Tipik AK Parti-CHP tartışması...
Buralarda lâf çok ama...
Meselenin farklı taraflarına bakabilenlerin nazarında alayı boş!..
Bugün o farklı boyutlardan birini yatırayım mı masaya?..

“Ne İsa’ya, ne Musa’ya yaranmak” pozisyonunu benimsemiş bir kardeşiniz olarak bir inceliğe dikkat çekmek isterim:
Ne deniyor; “Yüce devlet sağlık, eğitim, güvenlik dışındaki alanlardan elini çeksin.
Tekel’le ne işi var, piyangoyla ne işi var?..
Devlet küçülecek ki büyük ola!..”
İyi tamam, hele bugünün dünyasında dört başı mamur karşı çıkılacak bir görüş değil, isabetli yönleri var.
Devletin el attığı alanlar kuruyor, işin içine memur zihniyeti girdim mi verimlilik dibe vuruyor...
Şu, bu...

Eee tamam; Anavatan, Doğru Yol, MHP, DSP, CHP AK Parti, hepsi özelleştirmeci...
Özelleştirmeci de...
Sormaz mıyım ben:
Üç kalem hariç, her bir şey özelleştirilmeliyse...
Opera ve Bale’yi niçin özelleştirmiyorsunuz?!..
Hani devlet faaliyetleri “sağlık, eğitim, güvenlik”le sınırlandırılmalıydı?..
Balenin, operanın bu işlerle alâkası ne!..

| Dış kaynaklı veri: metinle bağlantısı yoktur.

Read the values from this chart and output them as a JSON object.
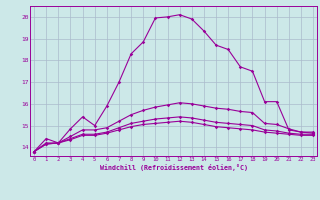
{
  "xlabel": "Windchill (Refroidissement éolien,°C)",
  "background_color": "#cce8e8",
  "grid_color": "#aabbcc",
  "line_color": "#990099",
  "x_ticks": [
    0,
    1,
    2,
    3,
    4,
    5,
    6,
    7,
    8,
    9,
    10,
    11,
    12,
    13,
    14,
    15,
    16,
    17,
    18,
    19,
    20,
    21,
    22,
    23
  ],
  "y_ticks": [
    14,
    15,
    16,
    17,
    18,
    19,
    20
  ],
  "ylim": [
    13.6,
    20.5
  ],
  "xlim": [
    -0.3,
    23.3
  ],
  "series": [
    [
      13.8,
      14.4,
      14.2,
      14.85,
      15.4,
      15.0,
      15.9,
      17.0,
      18.3,
      18.85,
      19.95,
      20.0,
      20.1,
      19.9,
      19.35,
      18.7,
      18.5,
      17.7,
      17.5,
      16.1,
      16.1,
      14.8,
      14.7,
      14.7
    ],
    [
      13.8,
      14.2,
      14.2,
      14.5,
      14.8,
      14.8,
      14.9,
      15.2,
      15.5,
      15.7,
      15.85,
      15.95,
      16.05,
      16.0,
      15.9,
      15.8,
      15.75,
      15.65,
      15.6,
      15.1,
      15.05,
      14.85,
      14.7,
      14.65
    ],
    [
      13.8,
      14.15,
      14.2,
      14.4,
      14.6,
      14.6,
      14.7,
      14.9,
      15.1,
      15.2,
      15.3,
      15.35,
      15.4,
      15.35,
      15.25,
      15.15,
      15.1,
      15.05,
      15.0,
      14.8,
      14.75,
      14.65,
      14.6,
      14.6
    ],
    [
      13.8,
      14.15,
      14.2,
      14.35,
      14.55,
      14.55,
      14.65,
      14.8,
      14.95,
      15.05,
      15.1,
      15.15,
      15.2,
      15.15,
      15.05,
      14.95,
      14.9,
      14.85,
      14.8,
      14.7,
      14.65,
      14.6,
      14.55,
      14.55
    ]
  ]
}
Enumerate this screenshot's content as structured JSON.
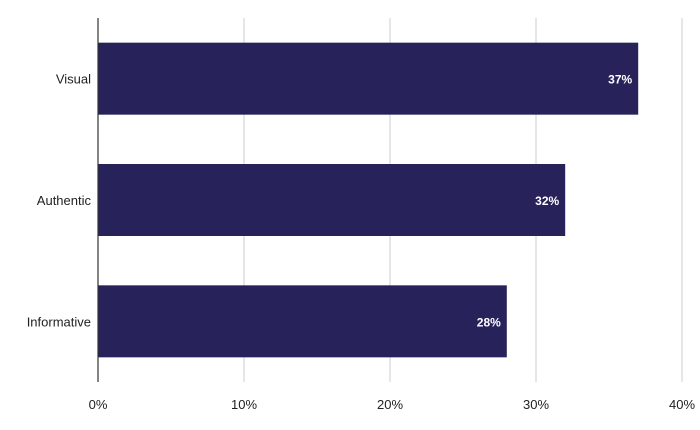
{
  "chart_data": {
    "type": "bar",
    "orientation": "horizontal",
    "categories": [
      "Visual",
      "Authentic",
      "Informative"
    ],
    "values": [
      37,
      32,
      28
    ],
    "value_labels": [
      "37%",
      "32%",
      "28%"
    ],
    "xlim": [
      0,
      40
    ],
    "x_ticks": [
      0,
      10,
      20,
      30,
      40
    ],
    "x_tick_labels": [
      "0%",
      "10%",
      "20%",
      "30%",
      "40%"
    ],
    "grid": true,
    "bar_color": "#27235a",
    "grid_color": "#cccccc",
    "axis_color": "#333333",
    "label_color": "#ffffff"
  }
}
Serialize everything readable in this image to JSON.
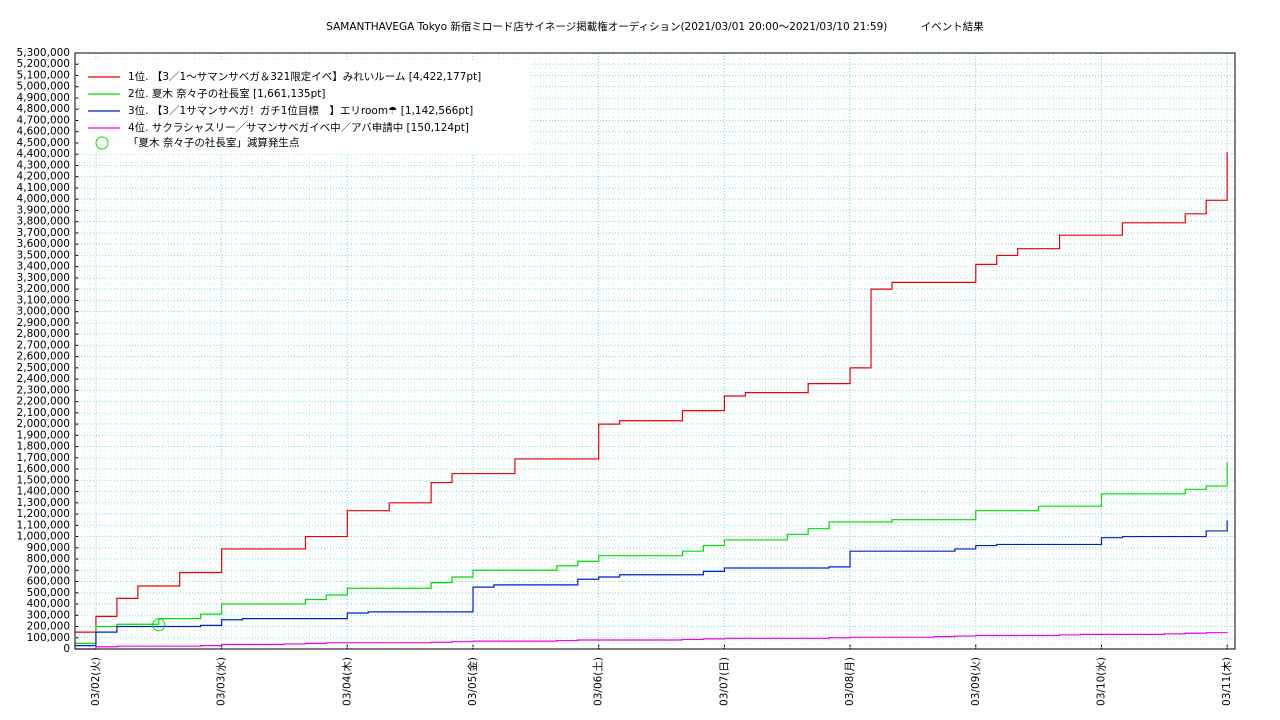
{
  "chart_data": {
    "type": "step",
    "title": "SAMANTHAVEGA Tokyo 新宿ミロード店サイネージ掲載権オーディション(2021/03/01 20:00～2021/03/10 21:59)          イベント結果",
    "x": [
      "03/01 20:00",
      "03/02 00:00",
      "03/02 04:00",
      "03/02 08:00",
      "03/02 12:00",
      "03/02 16:00",
      "03/02 20:00",
      "03/03 00:00",
      "03/03 04:00",
      "03/03 08:00",
      "03/03 12:00",
      "03/03 16:00",
      "03/03 20:00",
      "03/04 00:00",
      "03/04 04:00",
      "03/04 08:00",
      "03/04 12:00",
      "03/04 16:00",
      "03/04 20:00",
      "03/05 00:00",
      "03/05 04:00",
      "03/05 08:00",
      "03/05 12:00",
      "03/05 16:00",
      "03/05 20:00",
      "03/06 00:00",
      "03/06 04:00",
      "03/06 08:00",
      "03/06 12:00",
      "03/06 16:00",
      "03/06 20:00",
      "03/07 00:00",
      "03/07 04:00",
      "03/07 08:00",
      "03/07 12:00",
      "03/07 16:00",
      "03/07 20:00",
      "03/08 00:00",
      "03/08 04:00",
      "03/08 08:00",
      "03/08 12:00",
      "03/08 16:00",
      "03/08 20:00",
      "03/09 00:00",
      "03/09 04:00",
      "03/09 08:00",
      "03/09 12:00",
      "03/09 16:00",
      "03/09 20:00",
      "03/10 00:00",
      "03/10 04:00",
      "03/10 08:00",
      "03/10 12:00",
      "03/10 16:00",
      "03/10 20:00",
      "03/11 00:00"
    ],
    "series": [
      {
        "name": "1位. 【3／1〜サマンサベガ＆321限定イベ】みれいルーム [4,422,177pt]",
        "color": "#ee0000",
        "values": [
          150000,
          290000,
          450000,
          560000,
          560000,
          680000,
          680000,
          890000,
          890000,
          890000,
          890000,
          1000000,
          1000000,
          1230000,
          1230000,
          1300000,
          1300000,
          1480000,
          1560000,
          1560000,
          1560000,
          1690000,
          1690000,
          1690000,
          1690000,
          2000000,
          2030000,
          2030000,
          2030000,
          2120000,
          2120000,
          2250000,
          2280000,
          2280000,
          2280000,
          2360000,
          2360000,
          2500000,
          3200000,
          3260000,
          3260000,
          3260000,
          3260000,
          3420000,
          3500000,
          3560000,
          3560000,
          3680000,
          3680000,
          3680000,
          3790000,
          3790000,
          3790000,
          3870000,
          3990000,
          4422177
        ]
      },
      {
        "name": "2位. 夏木 奈々子の社長室 [1,661,135pt]",
        "color": "#00dd00",
        "values": [
          50000,
          200000,
          220000,
          220000,
          270000,
          270000,
          310000,
          400000,
          400000,
          400000,
          400000,
          440000,
          480000,
          540000,
          540000,
          540000,
          540000,
          590000,
          640000,
          700000,
          700000,
          700000,
          700000,
          740000,
          780000,
          830000,
          830000,
          830000,
          830000,
          870000,
          920000,
          970000,
          970000,
          970000,
          1020000,
          1070000,
          1130000,
          1130000,
          1130000,
          1150000,
          1150000,
          1150000,
          1150000,
          1230000,
          1230000,
          1230000,
          1270000,
          1270000,
          1270000,
          1380000,
          1380000,
          1380000,
          1380000,
          1420000,
          1450000,
          1661135
        ]
      },
      {
        "name": "3位. 【3／1サマンサベガ！ガチ1位目標　】エリroom☂ [1,142,566pt]",
        "color": "#0020cc",
        "values": [
          30000,
          150000,
          200000,
          200000,
          200000,
          200000,
          210000,
          260000,
          270000,
          270000,
          270000,
          270000,
          270000,
          320000,
          330000,
          330000,
          330000,
          330000,
          330000,
          550000,
          570000,
          570000,
          570000,
          570000,
          620000,
          640000,
          660000,
          660000,
          660000,
          660000,
          690000,
          720000,
          720000,
          720000,
          720000,
          720000,
          730000,
          870000,
          870000,
          870000,
          870000,
          870000,
          890000,
          920000,
          930000,
          930000,
          930000,
          930000,
          930000,
          990000,
          1000000,
          1000000,
          1000000,
          1000000,
          1050000,
          1142566
        ]
      },
      {
        "name": "4位. サクラシャスリー／サマンサベガイベ中／アバ申請中 [150,124pt]",
        "color": "#ee00ee",
        "values": [
          0,
          20000,
          25000,
          25000,
          25000,
          25000,
          30000,
          40000,
          40000,
          40000,
          45000,
          50000,
          55000,
          55000,
          55000,
          55000,
          55000,
          60000,
          65000,
          70000,
          70000,
          70000,
          70000,
          75000,
          80000,
          80000,
          80000,
          80000,
          80000,
          85000,
          90000,
          95000,
          95000,
          95000,
          95000,
          95000,
          100000,
          105000,
          105000,
          105000,
          105000,
          110000,
          115000,
          120000,
          120000,
          120000,
          120000,
          125000,
          130000,
          130000,
          130000,
          130000,
          135000,
          140000,
          145000,
          150124
        ]
      }
    ],
    "markers": [
      {
        "name": "「夏木 奈々子の社長室」減算発生点",
        "color": "#00dd00",
        "x": [
          "03/02 12:00"
        ],
        "values": [
          215000
        ]
      }
    ],
    "xlim": [
      "03/01 20:00",
      "03/11 01:30"
    ],
    "xticks": [
      {
        "value": "03/02 00:00",
        "label": "03/02(火)"
      },
      {
        "value": "03/03 00:00",
        "label": "03/03(水)"
      },
      {
        "value": "03/04 00:00",
        "label": "03/04(木)"
      },
      {
        "value": "03/05 00:00",
        "label": "03/05(金)"
      },
      {
        "value": "03/06 00:00",
        "label": "03/06(土)"
      },
      {
        "value": "03/07 00:00",
        "label": "03/07(日)"
      },
      {
        "value": "03/08 00:00",
        "label": "03/08(月)"
      },
      {
        "value": "03/09 00:00",
        "label": "03/09(火)"
      },
      {
        "value": "03/10 00:00",
        "label": "03/10(水)"
      },
      {
        "value": "03/11 00:00",
        "label": "03/11(木)"
      }
    ],
    "ylim": [
      0,
      5300000
    ],
    "yticks": [
      0,
      {
        "value": 100000,
        "label": "100,000"
      },
      {
        "value": 200000,
        "label": "200,000"
      },
      {
        "value": 300000,
        "label": "300,000"
      },
      {
        "value": 400000,
        "label": "400,000"
      },
      {
        "value": 500000,
        "label": "500,000"
      },
      {
        "value": 600000,
        "label": "600,000"
      },
      {
        "value": 700000,
        "label": "700,000"
      },
      {
        "value": 800000,
        "label": "800,000"
      },
      {
        "value": 900000,
        "label": "900,000"
      },
      {
        "value": 1000000,
        "label": "1,000,000"
      },
      {
        "value": 1100000,
        "label": "1,100,000"
      },
      {
        "value": 1200000,
        "label": "1,200,000"
      },
      {
        "value": 1300000,
        "label": "1,300,000"
      },
      {
        "value": 1400000,
        "label": "1,400,000"
      },
      {
        "value": 1500000,
        "label": "1,500,000"
      },
      {
        "value": 1600000,
        "label": "1,600,000"
      },
      {
        "value": 1700000,
        "label": "1,700,000"
      },
      {
        "value": 1800000,
        "label": "1,800,000"
      },
      {
        "value": 1900000,
        "label": "1,900,000"
      },
      {
        "value": 2000000,
        "label": "2,000,000"
      },
      {
        "value": 2100000,
        "label": "2,100,000"
      },
      {
        "value": 2200000,
        "label": "2,200,000"
      },
      {
        "value": 2300000,
        "label": "2,300,000"
      },
      {
        "value": 2400000,
        "label": "2,400,000"
      },
      {
        "value": 2500000,
        "label": "2,500,000"
      },
      {
        "value": 2600000,
        "label": "2,600,000"
      },
      {
        "value": 2700000,
        "label": "2,700,000"
      },
      {
        "value": 2800000,
        "label": "2,800,000"
      },
      {
        "value": 2900000,
        "label": "2,900,000"
      },
      {
        "value": 3000000,
        "label": "3,000,000"
      },
      {
        "value": 3100000,
        "label": "3,100,000"
      },
      {
        "value": 3200000,
        "label": "3,200,000"
      },
      {
        "value": 3300000,
        "label": "3,300,000"
      },
      {
        "value": 3400000,
        "label": "3,400,000"
      },
      {
        "value": 3500000,
        "label": "3,500,000"
      },
      {
        "value": 3600000,
        "label": "3,600,000"
      },
      {
        "value": 3700000,
        "label": "3,700,000"
      },
      {
        "value": 3800000,
        "label": "3,800,000"
      },
      {
        "value": 3900000,
        "label": "3,900,000"
      },
      {
        "value": 4000000,
        "label": "4,000,000"
      },
      {
        "value": 4100000,
        "label": "4,100,000"
      },
      {
        "value": 4200000,
        "label": "4,200,000"
      },
      {
        "value": 4300000,
        "label": "4,300,000"
      },
      {
        "value": 4400000,
        "label": "4,400,000"
      },
      {
        "value": 4500000,
        "label": "4,500,000"
      },
      {
        "value": 4600000,
        "label": "4,600,000"
      },
      {
        "value": 4700000,
        "label": "4,700,000"
      },
      {
        "value": 4800000,
        "label": "4,800,000"
      },
      {
        "value": 4900000,
        "label": "4,900,000"
      },
      {
        "value": 5000000,
        "label": "5,000,000"
      },
      {
        "value": 5100000,
        "label": "5,100,000"
      },
      {
        "value": 5200000,
        "label": "5,200,000"
      },
      {
        "value": 5300000,
        "label": "5,300,000"
      }
    ],
    "grid": true,
    "legend": "top-left"
  }
}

Devlet, fabrika yapmak söz konusu olduğu zaman, hem de ekonomiden sorumlu bakanlarının ağzından, “Bu iş devletle olmaz” der!..
Güneydoğu’ya, Doğu’ya yatırımı “özel sektör” yapacak, devlet ise özel sektörün yolunu açmak için gerekli tedbirleri almakla yetinecek!..
Fabrika meselesi böyle...
Ya opera ve bale?.. O başka!..
O, devletin işi!..
Devlet, her biri terörün beline darbe indirecek fabrikaların üçer kuruşluk zararını üstlenmez...
Lâkin söz konusu olan “fantezi” ise hiçbir fedakârlıktan kaçınılmaz..
İşte Yüce Devlet, 2010’da Opera ve Bale faaliyetleri için senin benim kesemden 140 trilyon lirayı (Yeni para 140 milyon mu ne) harcayıverdi.
Ne para, akla ziyan!..
Bu parayı her yıl her yıl veriyorsun, operaya ve baleye!..
Ve boğazıma çöküyorsun:
Öde babam öde!..
Tamam verelim verelim de...
Düşünmeyelim mi:
“Bunca para, Opera ve Bale yerine ‘terörle mücadele’ye tahsis edilseydi, kaç fabrika yapılırdı ve kaç vatan evladı kahrolası örgütün elinden kurtarılırdı?!..”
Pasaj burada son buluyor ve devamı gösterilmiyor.